The current study has limitations that need to be highlighted. It is not possible to determine whether students received concurrent non-pharmacological treatment or supportive measures such as teaching in a smaller group setting, help by extra personnel, or if the school specialized in teaching students with ADHD, as this information is not available in the registers. According to a report from 2016, about 5 percent of 7 th graders and 8 percent of 9 th graders in Sweden receive some form of educational support in compulsory school. 32 The presence of such supportive resources is not necessarily problematic since these interventions are likely to cluster at the school level and are thus accounted for in our analyses. However, if treatment is increasing in schools in which such resources are provided over time, or other unmeasured factors correlated with treatment length are present, our estimates might be positively biased. We do find that the strongest predictor of treatment assignment and length by far is year of graduation, reflecting an increase over time in the utilization of ADHD medication, but that other measured background factors at the individual and parental level are of relatively low importance neither for the extent of treatment nor for initiating treatment earlier or individual treatment pattern (see Table S8, available online). Nonetheless, despite controlling for an important set of confounders, it must be emphasized that the non-randomized design with regards to pharmacological treatment initiation is an inherent limitation of our results that precludes a causal interpretation.

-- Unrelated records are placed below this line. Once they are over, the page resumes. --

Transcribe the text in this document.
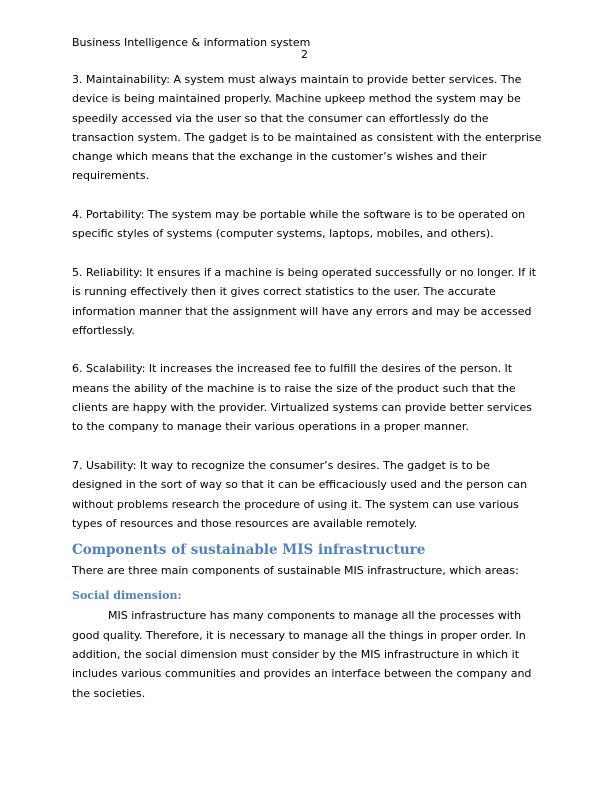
Business Intelligence & information system
2

3. Maintainability: A system must always maintain to provide better services. The device is being maintained properly. Machine upkeep method the system may be speedily accessed via the user so that the consumer can effortlessly do the transaction system. The gadget is to be maintained as consistent with the enterprise change which means that the exchange in the customer’s wishes and their requirements.

4. Portability: The system may be portable while the software is to be operated on specific styles of systems (computer systems, laptops, mobiles, and others).

5. Reliability: It ensures if a machine is being operated successfully or no longer. If it is running effectively then it gives correct statistics to the user. The accurate information manner that the assignment will have any errors and may be accessed effortlessly.

6. Scalability: It increases the increased fee to fulfill the desires of the person. It means the ability of the machine is to raise the size of the product such that the clients are happy with the provider. Virtualized systems can provide better services to the company to manage their various operations in a proper manner.

7. Usability: It way to recognize the consumer’s desires. The gadget is to be designed in the sort of way so that it can be efficaciously used and the person can without problems research the procedure of using it. The system can use various types of resources and those resources are available remotely.

Components of sustainable MIS infrastructure

There are three main components of sustainable MIS infrastructure, which areas:

Social dimension:

MIS infrastructure has many components to manage all the processes with good quality. Therefore, it is necessary to manage all the things in proper order. In addition, the social dimension must consider by the MIS infrastructure in which it includes various communities and provides an interface between the company and the societies.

ADHD is associated with substantially lower school performance. Pharmacological treatment of ADHD is associated with higher grades, eligibility for, and completion of, USS. The strength of these associations suggest that interventions targeting school performance should be initiated early, in conjunction with medication when considered appropriate by clinicians and the relevant stakeholders, for closing the school performance gap associated with ADHD. Potential beneficial effects of medication on school performance should be carefully weighed against potential adverse effects of medication, including side-effects (e.g., disturbed sleep, appetite loss), and problems with misuse and diversion.